Elf32_Word e_flags;/* processor-specific flag */

Elf32_Half e_ehsize;/* ELF header length */

Elf32_Half e_phentsize;/* the length of one entry in the program header */

Elf32_Half e_phnum;/* number of entries in the program header */

Elf32_Half e_shentsize;/* the length of one entry in the header of the Section */

Elf32_Half e_shnum;/* number of entries in the header */

Elf32_Half e_shstrndx;/* Partition Table index in the header */

} Elf32_Ehdr;

E_ident [0]-e_ident [3] contains the magic number of ELF files, which are 0x7f, 'E', 'l', and 'F' in sequence '. Note that any ELF file must contain this magic number. Reference 3 describes how to view ELF magic numbers using programs, tools,/Proc file systems, and other methods. E_ident [4] indicates the number of digits in the hardware system. 1 indicates 32 bits, and 2 indicates 64 bits. E_ident [5] indicates the data encoding method. 1 indicates the small Indian sorting (the largest meaningful byte occupies the lowest address ), 2 represents the largest Indian Order (the largest meaningful byte occupies the highest address ). E_ident [6] specifies the ELF header version, which must be 1 currently. E_ident [7] To e_ident [14] is a fill character, usually 0. ELF format standards define these bytes to be ignored, but these bytes are actually fully usable. For example, if the _ ident [7] of virus Lin/Glaurung.676/666 (reference 1) is set to 0x21, the file is infected or executable code is stored (Reference 2 ). Most fields in the ELF header describe the data in the Child header, which has a relatively simple meaning. It is worth noting that some viruses may modify the value of field e_entry (program entry point) to point to the virus code, such as the above mentioned virus Lin/Glaurung.676/666.



Related Article

Contact Us

The content source of this page is from Internet, which doesn't represent Alibaba Cloud's opinion; products and services mentioned on that page don't have any relationship with Alibaba Cloud. If the content of the page makes you feel confusing, please write us an email, we will handle the problem within 5 days after receiving your email.

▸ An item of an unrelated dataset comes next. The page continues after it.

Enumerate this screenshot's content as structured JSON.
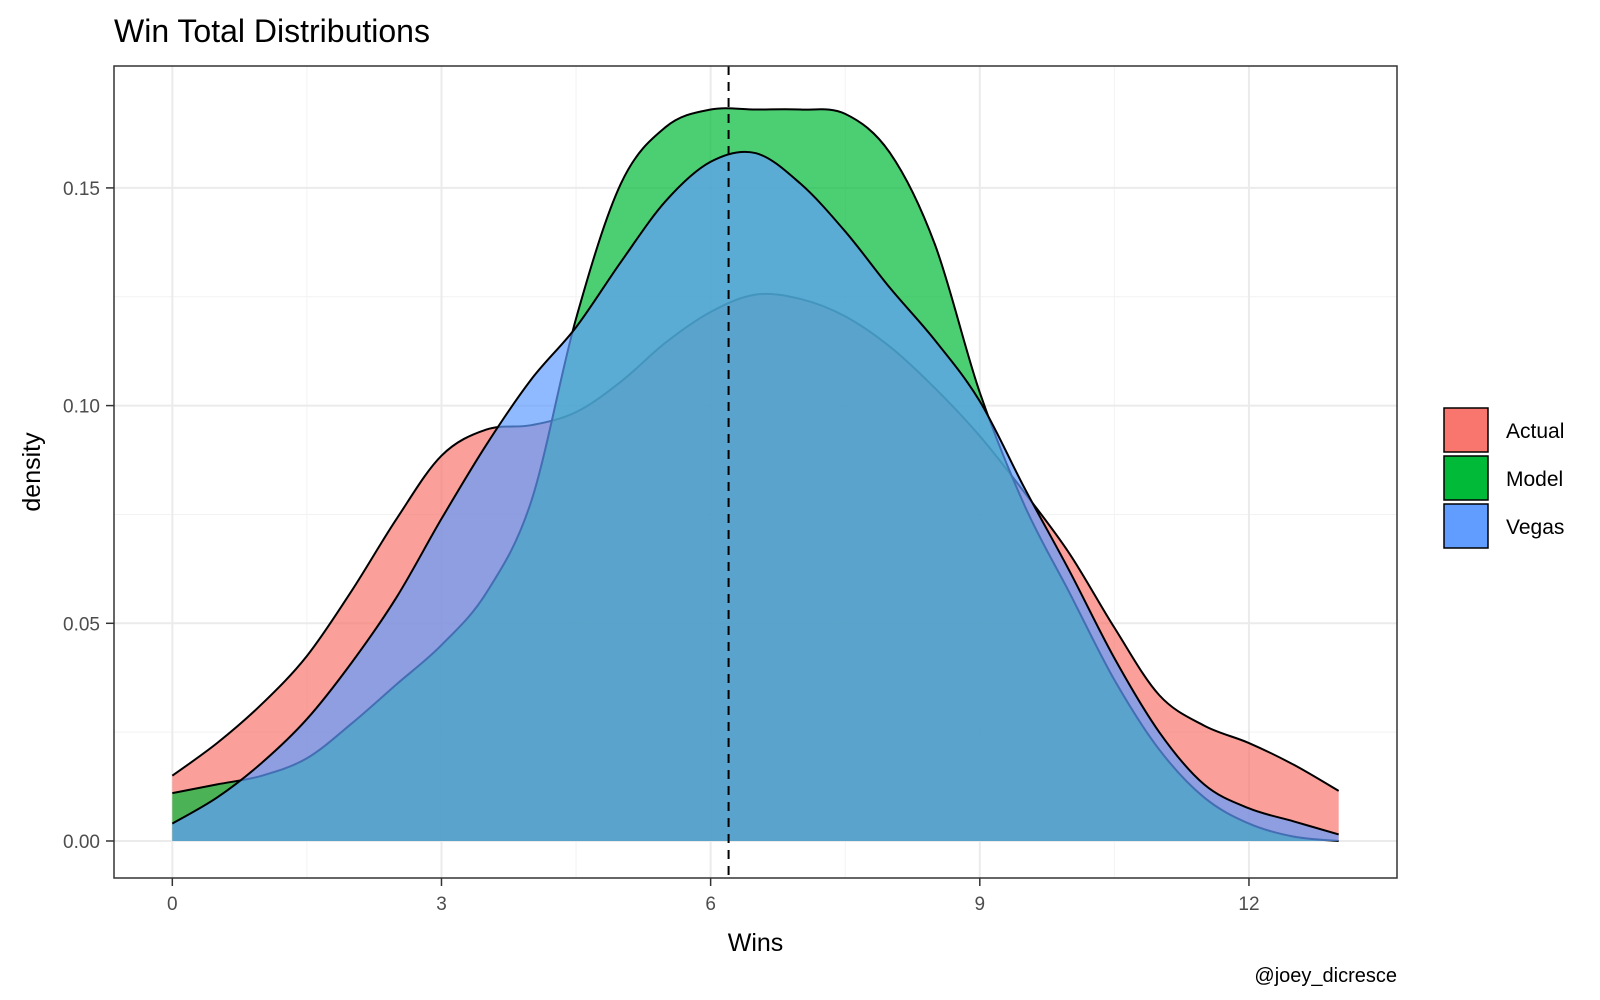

If you find any instances of plagiarism from the community, please send an email to: info-contact@alibabacloud.com and provide relevant evidence. A staff member will contact you within 5 working days.

A Free Trial That Lets You Build Big!

Start building with 50+ products and up to 12 months usage for Elastic Compute Service

  • Sales Support

    1 on 1 presale consultation

  • After-Sales Support

    24/7 Technical Support 6 Free Tickets per Quarter Faster Response

  • Alibaba Cloud offers highly flexible support services tailored to meet your exact needs.